The effects of essential oils on the skin is one aspect of their use to be studied; another is the more systemic effects from absorption through the skin. Most essential oils used in small quantities for fragrance in over-the-counter lotions prove only to be an issue for allergens in sensitive patient groups. However, topical applications of essential oils in their pure concentrated form get absorbed into the skin faster than if used with a carrier oil, emulsion, or solvent.¹⁶ For most minor uses of essential oils, the body can detoxify absorbed chemicals the same way it does when a person eats the plants the oils came from (eg, basil essential oils leaching from the leaves into a tomato sauce). A possible danger of the oils’ systemic properties lies in the pregnant patient population who use essential oils thinking that natural is safe.

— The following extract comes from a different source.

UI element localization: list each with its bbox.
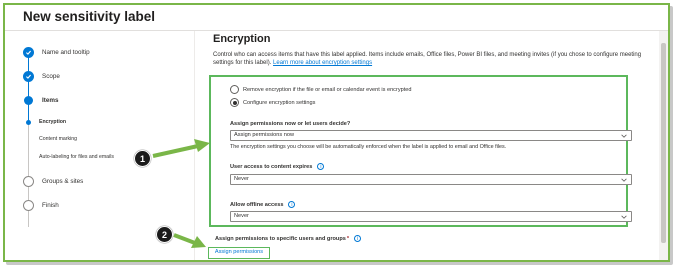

Many essential oils, such as lavender (L officinalis), exhibit hormonal mimicry with phytoestrogens and can produce emmenagogue (increasing menstrual flow) effects in women. Other oils, such as those of nutmeg (Myristica fragrans) and myrrh (Commiphora myrrha), can have abortifacient effects. These natural essential oils can lead to unintended health risks for mother and baby.¹⁷ With implications this serious, many essential oil companies put pregnancy warnings on most if not all of their products, but pregnant patients may not always note the risk.

Conclusion

Essential oils are not the newest medical fad. They outdate every drug on the market and were used by some of the first physicians in history. It is important to continue research into the antimicrobial effects of essential oils, as they may hold the secret to treatment options with the continued rise of multidrug-resistant organisms. The danger of these oils lies not in their hidden potential but in the belief that natural things are safe. A few animal studies have been performed, but little is known about the full effects of essential oils in humans. Patients need to be educated that these are not panaceas with freedom from side effects and that treatment options backed by the scientific method should be their first choice under the supervision of trained physicians. The Table outlines the uses and side effects of the essential oils discussed here.